Very little sweet corn grown commercially today is open pollinated. Farmers who wish to save their own seed have few if any good choices of varieties to grow. And the hybrids of today have been developed for conditions that are different from those found on most organic farms, as they were selected to rely on fungicides and pesticides, and to effectively utilize soluble synthetic fertilizers in large quantities. Organic sweet corn growers deserve better choices.
Our best source of organic-friendly agronomic traits often comes from old varieties developed before the pesticides, fertilizers and other aspects of what we now call conventional agriculture were available. However, those older varieties were not sweet by today’s standards.  This project involves increasing sweetness levels in open pollinated corn, and stabilizing a cross between an ancient corn and a modern corn to create new corn varieties. 
This research is now in its fourth year under OFRF’s research grants program, and is leading to the development of Top Hat and Tuxana sweet corn.
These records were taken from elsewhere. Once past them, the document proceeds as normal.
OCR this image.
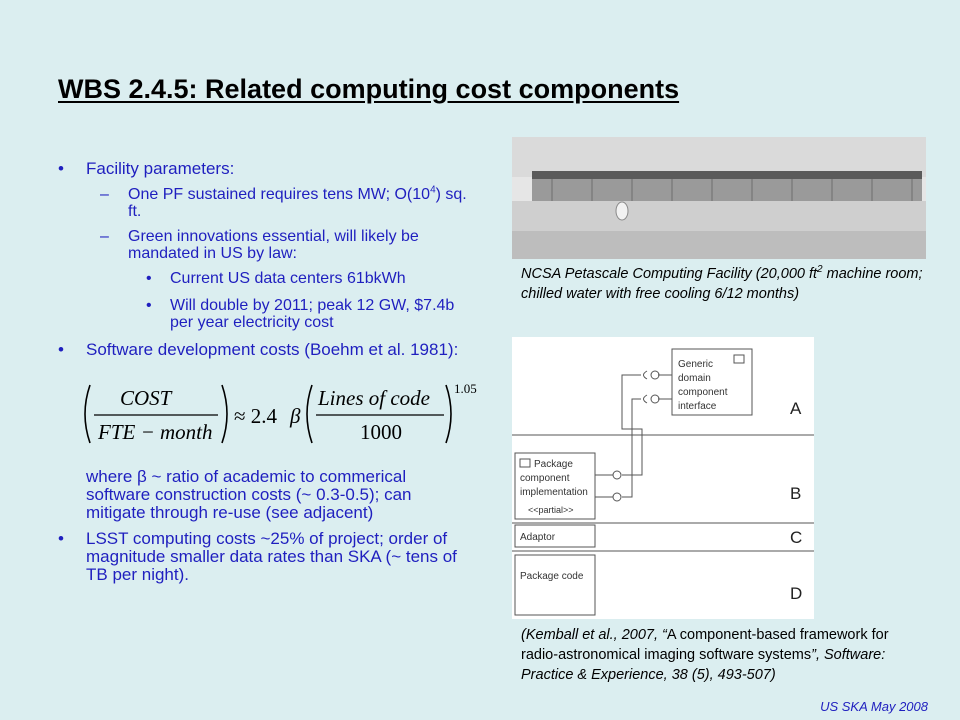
WBS 2.4.5: Related computing cost components
• Facility parameters:
– One PF sustained requires tens MW; $O(10^4)$ sq. ft.
– Green innovations essential, will likely be mandated in US by law:
• Current US data centers 61bkWh
• Will double by 2011; peak 12 GW, $7.4b per year electricity cost
• Software development costs (Boehm et al. 1981):
COST
FTE − month
≈ 2.4 β
Lines of code
1000
1.05

where β ~ ratio of academic to commerical software construction costs (~ 0.3-0.5); can mitigate through re-use (see adjacent)

• LSST computing costs ~25% of project; order of magnitude smaller data rates than SKA (~ tens of TB per night).
NCSA Petascale Computing Facility (20,000 $ft^2$ machine room; chilled water with free cooling 6/12 months)
Generic
domain
component
interface
Package
component
implementation
<<partial>>
Adaptor
Package code
A
B
C
D
(Kemball et al., 2007, “A component-based framework for radio-astronomical imaging software systems”, Software: Practice & Experience, 38 (5), 493-507)
US SKA May 2008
Seed from the f6 generation will be planted in 2014; this corn will be evaluated, and seed may be offered for sale at the end of 2014 under license from the Open Source Seed Initiative (OSSI). Evaluation of these 2014 crops will determine if and what additional selection or breeding is warranted. Breeding in the other (yellow and multi-colored) lines began in 2013; these will require more time before release.
There are four varieties-in-progress being grown under this grant:
  • Top Hat is f6 seed from the de-hybridization of Tuxedo, a commercial hybrid variety
  • Tuxana is f6 white corn selected from the cross “Anasazi x Tuxedo.”
  • Tux yellow (f5) is the working name for yellow corn selected from the same cross
  • Tux multi (f5) is the working name for multi-colored (with red and blue) corn selected from the same cross.
This is on-farm corn improvement, and is within the capabilities of gardeners and farmers anywhere corn can be grown. Half sibling evaluations (“ear-to-row” in corn) is suited to the development or improvement of open pollinated varieties of any outcrossing species.
Work under this grant will increase and improve options for growers of organic sweet corn. This project is farmer/breeder initiated, designed, and executed.